Article ID Journal Published Year Pages File Type
1038883 Journal of Historical Geography 2016 11 Pages PDF
Abstract

•Analyses the international circulations and translations of Elisée Reclus's work.•Focuses on little-known international intellectuals and activists in the early twentieth century.•Stresses the importance of activist networks for knowledge in transit.•Addresses the effects of places and contexts in the circulation of ideas.•Investigates the transnational nature of anarchist geographies.

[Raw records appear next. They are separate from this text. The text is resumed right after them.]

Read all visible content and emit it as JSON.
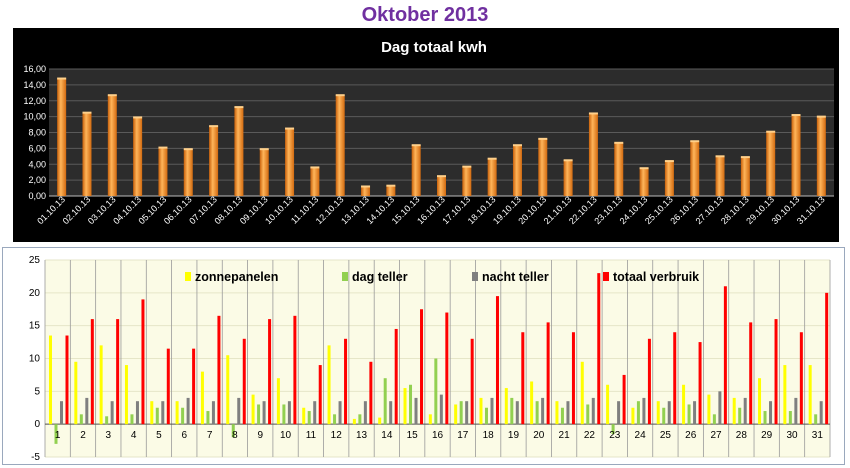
{
  "page": {
    "title": "Oktober 2013"
  },
  "colors": {
    "title": "#7030a0",
    "bar": "#f28a1a",
    "chart_bg": "#000000",
    "plot_bg": "#2c2c2c",
    "zonnepanelen": "#ffff00",
    "dag_teller": "#92d050",
    "nacht_teller": "#7f7f7f",
    "totaal_verbruik": "#ff0000",
    "bottom_plot_bg": "#fbfbe6"
  },
  "chart_data": [
    {
      "type": "bar",
      "title": "Dag totaal kwh",
      "categories": [
        "01.10.13",
        "02.10.13",
        "03.10.13",
        "04.10.13",
        "05.10.13",
        "06.10.13",
        "07.10.13",
        "08.10.13",
        "09.10.13",
        "10.10.13",
        "11.10.13",
        "12.10.13",
        "13.10.13",
        "14.10.13",
        "15.10.13",
        "16.10.13",
        "17.10.13",
        "18.10.13",
        "19.10.13",
        "20.10.13",
        "21.10.13",
        "22.10.13",
        "23.10.13",
        "24.10.13",
        "25.10.13",
        "26.10.13",
        "27.10.13",
        "28.10.13",
        "29.10.13",
        "30.10.13",
        "31.10.13"
      ],
      "values": [
        14.8,
        10.5,
        12.7,
        9.9,
        6.1,
        5.9,
        8.8,
        11.2,
        5.9,
        8.5,
        3.6,
        12.7,
        1.2,
        1.3,
        6.4,
        2.5,
        3.7,
        4.7,
        6.4,
        7.2,
        4.5,
        10.4,
        6.7,
        3.5,
        4.4,
        6.9,
        5.0,
        4.9,
        8.1,
        10.2,
        10.0
      ],
      "ylim": [
        0,
        16
      ],
      "yticks": [
        "0,00",
        "2,00",
        "4,00",
        "6,00",
        "8,00",
        "10,00",
        "12,00",
        "14,00",
        "16,00"
      ],
      "grid": true
    },
    {
      "type": "bar",
      "title": "",
      "categories": [
        "1",
        "2",
        "3",
        "4",
        "5",
        "6",
        "7",
        "8",
        "9",
        "10",
        "11",
        "12",
        "13",
        "14",
        "15",
        "16",
        "17",
        "18",
        "19",
        "20",
        "21",
        "22",
        "23",
        "24",
        "25",
        "26",
        "27",
        "28",
        "29",
        "30",
        "31"
      ],
      "ylim": [
        -5,
        25
      ],
      "yticks": [
        "-5",
        "0",
        "5",
        "10",
        "15",
        "20",
        "25"
      ],
      "legend_position": "top",
      "series": [
        {
          "name": "zonnepanelen",
          "values": [
            13.5,
            9.5,
            12.0,
            9.0,
            3.5,
            3.5,
            8.0,
            10.5,
            4.5,
            7.0,
            2.5,
            12.0,
            0.8,
            1.0,
            5.5,
            1.5,
            3.0,
            4.0,
            5.5,
            6.5,
            3.5,
            9.5,
            6.0,
            2.5,
            3.5,
            6.0,
            4.5,
            4.0,
            7.0,
            9.0,
            9.0
          ]
        },
        {
          "name": "dag teller",
          "values": [
            -3.0,
            1.5,
            1.2,
            1.5,
            2.5,
            2.5,
            2.0,
            -2.0,
            3.0,
            3.0,
            2.0,
            1.5,
            1.5,
            7.0,
            6.0,
            10.0,
            3.5,
            2.5,
            4.0,
            3.5,
            2.5,
            3.0,
            -1.5,
            3.5,
            2.5,
            3.0,
            1.5,
            2.5,
            2.0,
            2.0,
            1.5
          ]
        },
        {
          "name": "nacht teller",
          "values": [
            3.5,
            4.0,
            3.5,
            3.5,
            3.5,
            4.0,
            3.5,
            4.0,
            3.5,
            3.5,
            3.5,
            3.5,
            3.5,
            3.5,
            4.0,
            4.5,
            3.5,
            4.0,
            3.5,
            4.0,
            3.5,
            4.0,
            3.5,
            4.0,
            3.5,
            3.5,
            5.0,
            4.0,
            3.5,
            4.0,
            3.5
          ]
        },
        {
          "name": "totaal verbruik",
          "values": [
            13.5,
            16.0,
            16.0,
            19.0,
            11.5,
            11.5,
            16.5,
            13.0,
            16.0,
            16.5,
            9.0,
            13.0,
            9.5,
            14.5,
            17.5,
            17.0,
            13.0,
            19.5,
            14.0,
            15.5,
            14.0,
            23.0,
            7.5,
            13.0,
            14.0,
            12.5,
            21.0,
            15.5,
            16.0,
            14.0,
            20.0
          ]
        }
      ]
    }
  ]
}
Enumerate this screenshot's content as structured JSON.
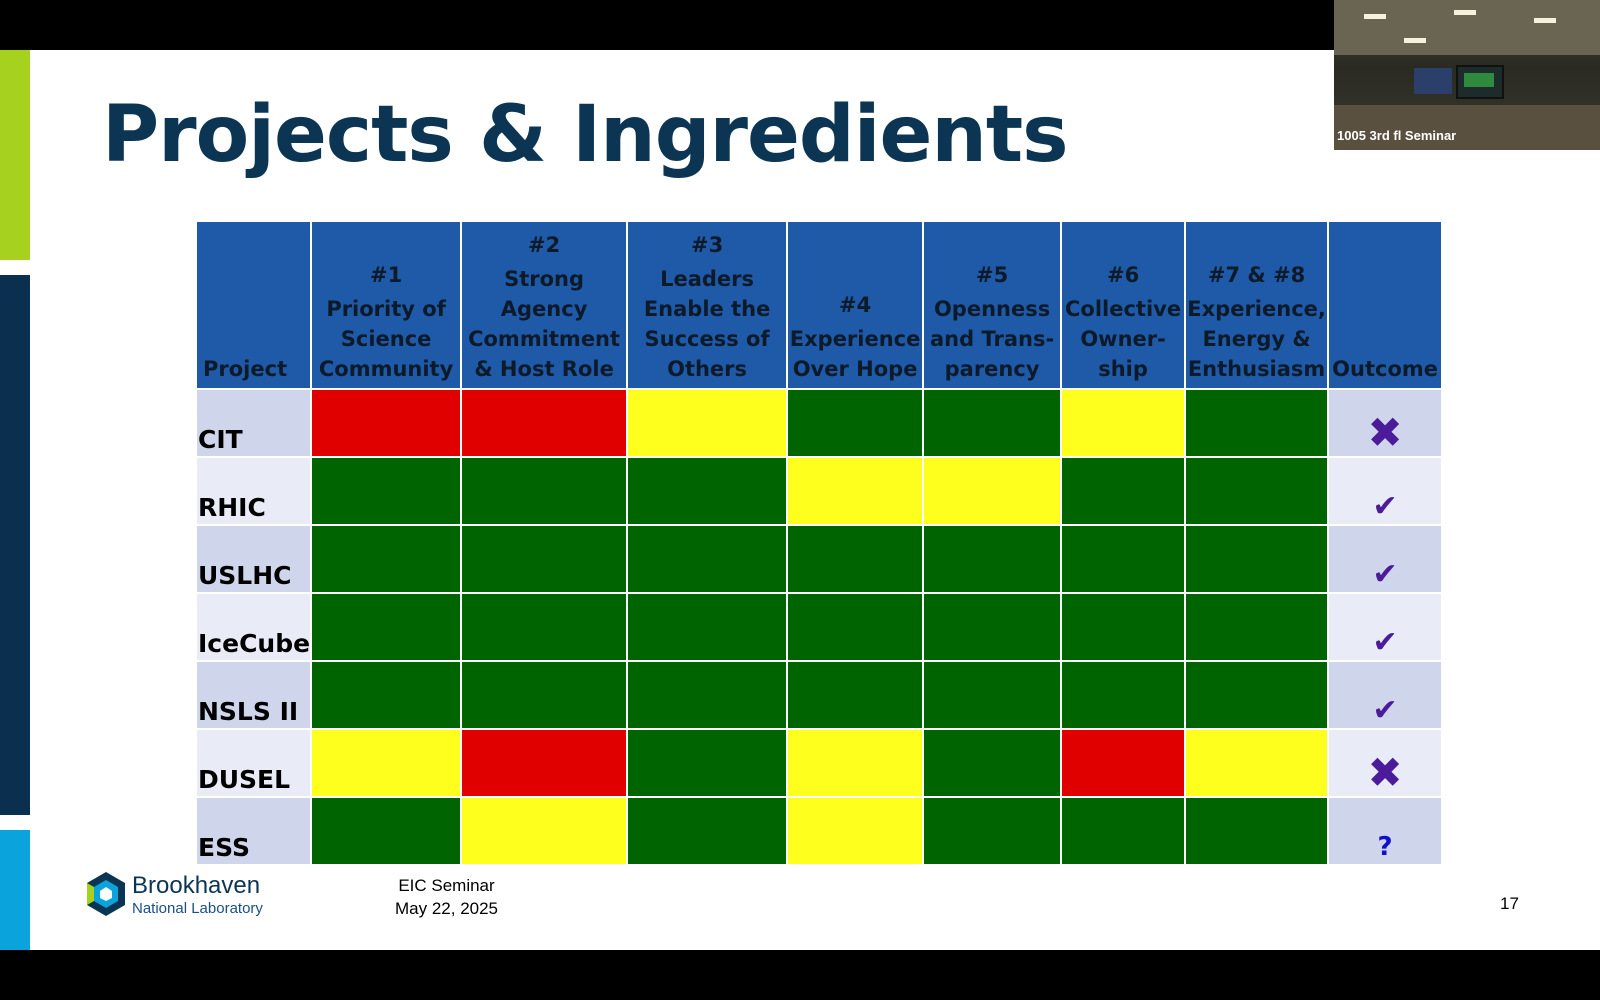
{
  "slide": {
    "title": "Projects & Ingredients",
    "footer_line1": "EIC Seminar",
    "footer_line2": "May 22, 2025",
    "page_number": "17",
    "logo_line1": "Brookhaven",
    "logo_line2": "National Laboratory"
  },
  "camera": {
    "label": "1005 3rd fl Seminar"
  },
  "table": {
    "project_header": "Project",
    "outcome_header": "Outcome",
    "columns": [
      {
        "num": "#1",
        "label": "Priority of Science Community"
      },
      {
        "num": "#2",
        "label": "Strong Agency Commitment & Host Role"
      },
      {
        "num": "#3",
        "label": "Leaders Enable the Success of Others"
      },
      {
        "num": "#4",
        "label": "Experience Over Hope"
      },
      {
        "num": "#5",
        "label": "Openness and Trans-parency"
      },
      {
        "num": "#6",
        "label": "Collective Owner-ship"
      },
      {
        "num": "#7 & #8",
        "label": "Experience, Energy & Enthusiasm"
      }
    ],
    "rows": [
      {
        "project": "CIT",
        "cells": [
          "red",
          "red",
          "yellow",
          "green",
          "green",
          "yellow",
          "green"
        ],
        "outcome": "✖"
      },
      {
        "project": "RHIC",
        "cells": [
          "green",
          "green",
          "green",
          "yellow",
          "yellow",
          "green",
          "green"
        ],
        "outcome": "✔"
      },
      {
        "project": "USLHC",
        "cells": [
          "green",
          "green",
          "green",
          "green",
          "green",
          "green",
          "green"
        ],
        "outcome": "✔"
      },
      {
        "project": "IceCube",
        "cells": [
          "green",
          "green",
          "green",
          "green",
          "green",
          "green",
          "green"
        ],
        "outcome": "✔"
      },
      {
        "project": "NSLS II",
        "cells": [
          "green",
          "green",
          "green",
          "green",
          "green",
          "green",
          "green"
        ],
        "outcome": "✔"
      },
      {
        "project": "DUSEL",
        "cells": [
          "yellow",
          "red",
          "green",
          "yellow",
          "green",
          "red",
          "yellow"
        ],
        "outcome": "✖"
      },
      {
        "project": "ESS",
        "cells": [
          "green",
          "yellow",
          "green",
          "yellow",
          "green",
          "green",
          "green"
        ],
        "outcome": "?"
      }
    ]
  },
  "colors": {
    "red": "#e00000",
    "yellow": "#ffff1e",
    "green": "#006400",
    "header_blue": "#1f5aa8",
    "title_navy": "#0c3554",
    "outcome_purple": "#4b1b9a"
  }
}
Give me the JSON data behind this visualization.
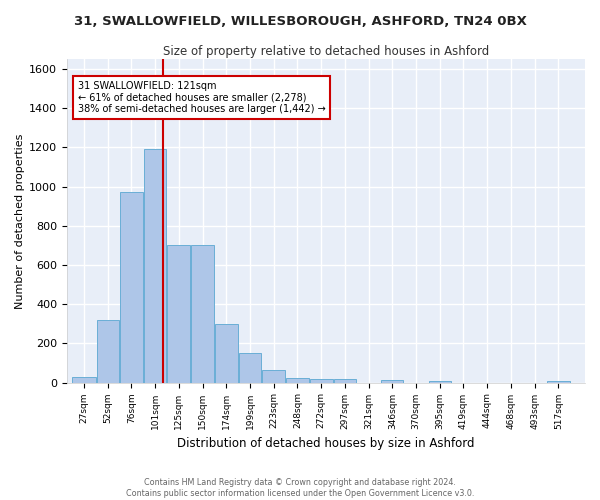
{
  "title": "31, SWALLOWFIELD, WILLESBOROUGH, ASHFORD, TN24 0BX",
  "subtitle": "Size of property relative to detached houses in Ashford",
  "xlabel": "Distribution of detached houses by size in Ashford",
  "ylabel": "Number of detached properties",
  "bar_color": "#aec6e8",
  "bar_edge_color": "#6aaed6",
  "background_color": "#e8eef8",
  "grid_color": "#ffffff",
  "fig_background": "#ffffff",
  "bin_labels": [
    "27sqm",
    "52sqm",
    "76sqm",
    "101sqm",
    "125sqm",
    "150sqm",
    "174sqm",
    "199sqm",
    "223sqm",
    "248sqm",
    "272sqm",
    "297sqm",
    "321sqm",
    "346sqm",
    "370sqm",
    "395sqm",
    "419sqm",
    "444sqm",
    "468sqm",
    "493sqm",
    "517sqm"
  ],
  "bin_edges": [
    27,
    52,
    76,
    101,
    125,
    150,
    174,
    199,
    223,
    248,
    272,
    297,
    321,
    346,
    370,
    395,
    419,
    444,
    468,
    493,
    517,
    542
  ],
  "bar_heights": [
    30,
    320,
    970,
    1190,
    700,
    700,
    300,
    150,
    65,
    25,
    20,
    20,
    0,
    15,
    0,
    10,
    0,
    0,
    0,
    0,
    10
  ],
  "ylim": [
    0,
    1650
  ],
  "yticks": [
    0,
    200,
    400,
    600,
    800,
    1000,
    1200,
    1400,
    1600
  ],
  "vline_x": 121,
  "annotation_title": "31 SWALLOWFIELD: 121sqm",
  "annotation_line1": "← 61% of detached houses are smaller (2,278)",
  "annotation_line2": "38% of semi-detached houses are larger (1,442) →",
  "annotation_box_color": "#ffffff",
  "annotation_box_edge": "#cc0000",
  "vline_color": "#cc0000",
  "footer_line1": "Contains HM Land Registry data © Crown copyright and database right 2024.",
  "footer_line2": "Contains public sector information licensed under the Open Government Licence v3.0."
}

This paper addresses how Élisée Reclus's geographical work was read and circulated by two important activists, intellectuals and exponents of ‘transnational anarchism’ in the twentieth century, the father and daughter Luigi and Luce Fabbri. Using both their published work and unpublished archival sources, the paper analyses the various translations, multilingual studies and interpretations of Reclus that the Fabbris undertook in Italy and later Latin America, and the role they played in the international circulation and reinterpretation of Reclus's ideas. This paper contributes to current studies of the circulation of geographical knowledge and historical geographies of science, as well as to the transnational turn in the social sciences and, in particular, its application to ‘anarchist studies’. It draws on the recent international literature devoted to the historical and epistemological relations between geography and anarchism, stressing the intimate relationship between intellectual and political work among anarchist geographers.